The message from the survey is clear: A more even balance in gender representation would be a good thing. But many feel there is an even more important issue for HR — the proportion of women in senior HR positions. Although, overall, there is a strong representation of women in the HR profession, this proportion seems to reverse itself for senior management and executive positions. Although the idea of attracting more men to the profession is not a bad thing, many feel this should not happen at the expense of efforts to break the glass ceiling. Some mention both gender imbalances should be addressed.
There are interesting comments about the role HR has played for women in the corporate environment. Some note how HR has been the main path available to women to attain senior positions while others are concerned HR has become a gender ghetto. Linking both issues, some are concerned rebalancing the gender representation in HR might backfire and lead to fewer career opportunities for women.

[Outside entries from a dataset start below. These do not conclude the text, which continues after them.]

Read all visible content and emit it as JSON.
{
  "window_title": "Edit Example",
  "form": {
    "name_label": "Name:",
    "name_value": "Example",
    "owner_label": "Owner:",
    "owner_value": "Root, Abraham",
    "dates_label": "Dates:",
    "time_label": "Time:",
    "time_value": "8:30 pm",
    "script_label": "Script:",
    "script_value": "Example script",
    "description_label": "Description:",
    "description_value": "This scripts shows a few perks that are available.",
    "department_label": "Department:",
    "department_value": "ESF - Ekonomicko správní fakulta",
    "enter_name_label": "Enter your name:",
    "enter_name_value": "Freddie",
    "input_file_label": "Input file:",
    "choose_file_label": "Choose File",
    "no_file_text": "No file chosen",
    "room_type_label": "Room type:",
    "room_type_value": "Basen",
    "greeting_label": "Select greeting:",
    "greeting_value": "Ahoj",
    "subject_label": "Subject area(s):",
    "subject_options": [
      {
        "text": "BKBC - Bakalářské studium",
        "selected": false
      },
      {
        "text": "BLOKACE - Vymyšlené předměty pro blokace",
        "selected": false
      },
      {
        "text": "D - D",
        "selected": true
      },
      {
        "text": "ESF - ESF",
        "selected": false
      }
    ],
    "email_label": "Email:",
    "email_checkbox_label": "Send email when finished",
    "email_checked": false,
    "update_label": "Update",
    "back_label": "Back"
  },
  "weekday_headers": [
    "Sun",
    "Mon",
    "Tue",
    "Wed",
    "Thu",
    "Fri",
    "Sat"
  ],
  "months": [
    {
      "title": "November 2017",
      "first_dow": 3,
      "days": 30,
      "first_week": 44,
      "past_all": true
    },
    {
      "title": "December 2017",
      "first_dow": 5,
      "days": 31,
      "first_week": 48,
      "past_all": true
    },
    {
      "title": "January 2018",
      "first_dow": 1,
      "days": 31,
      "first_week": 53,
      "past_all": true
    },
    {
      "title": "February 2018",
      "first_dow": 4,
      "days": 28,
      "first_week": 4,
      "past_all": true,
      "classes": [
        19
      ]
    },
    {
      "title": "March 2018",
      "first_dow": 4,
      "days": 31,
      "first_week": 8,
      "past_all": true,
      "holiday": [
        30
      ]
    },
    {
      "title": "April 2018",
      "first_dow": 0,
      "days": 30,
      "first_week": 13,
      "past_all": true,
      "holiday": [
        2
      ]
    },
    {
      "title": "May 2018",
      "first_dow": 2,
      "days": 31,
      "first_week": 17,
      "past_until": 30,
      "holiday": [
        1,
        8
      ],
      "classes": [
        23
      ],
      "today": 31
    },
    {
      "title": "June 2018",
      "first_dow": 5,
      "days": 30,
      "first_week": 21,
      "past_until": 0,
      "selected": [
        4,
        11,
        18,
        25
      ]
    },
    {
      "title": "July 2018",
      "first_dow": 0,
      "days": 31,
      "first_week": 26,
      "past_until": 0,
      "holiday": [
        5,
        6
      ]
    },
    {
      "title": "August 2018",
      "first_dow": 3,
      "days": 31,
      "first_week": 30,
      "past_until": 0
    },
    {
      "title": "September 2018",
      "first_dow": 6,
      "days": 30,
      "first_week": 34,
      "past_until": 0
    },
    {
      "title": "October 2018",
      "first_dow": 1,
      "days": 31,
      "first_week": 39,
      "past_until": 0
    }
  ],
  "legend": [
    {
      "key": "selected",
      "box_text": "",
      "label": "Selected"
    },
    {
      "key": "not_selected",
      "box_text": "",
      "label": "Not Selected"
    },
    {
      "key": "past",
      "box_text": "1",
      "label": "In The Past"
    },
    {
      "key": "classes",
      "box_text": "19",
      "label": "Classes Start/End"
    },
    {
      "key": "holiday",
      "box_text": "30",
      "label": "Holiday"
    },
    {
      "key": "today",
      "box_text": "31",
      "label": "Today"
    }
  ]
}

There are many comments on the link between gender balance and pay and recognition. Interestingly, the causality is seen to go both ways. Some feel that as more men are attracted to the HR profession, compensation and recognition will increase; others feel that as compensation and recognition for HR professionals increase, more men will be attracted to the profession.
Many link gender representation in HR with fundamental shifts in the profession. Many note the shift to a more strategic perspective, a stronger business orientation and more emphasis on quantification are changing the old stereotypes and making the profession more attractive to men.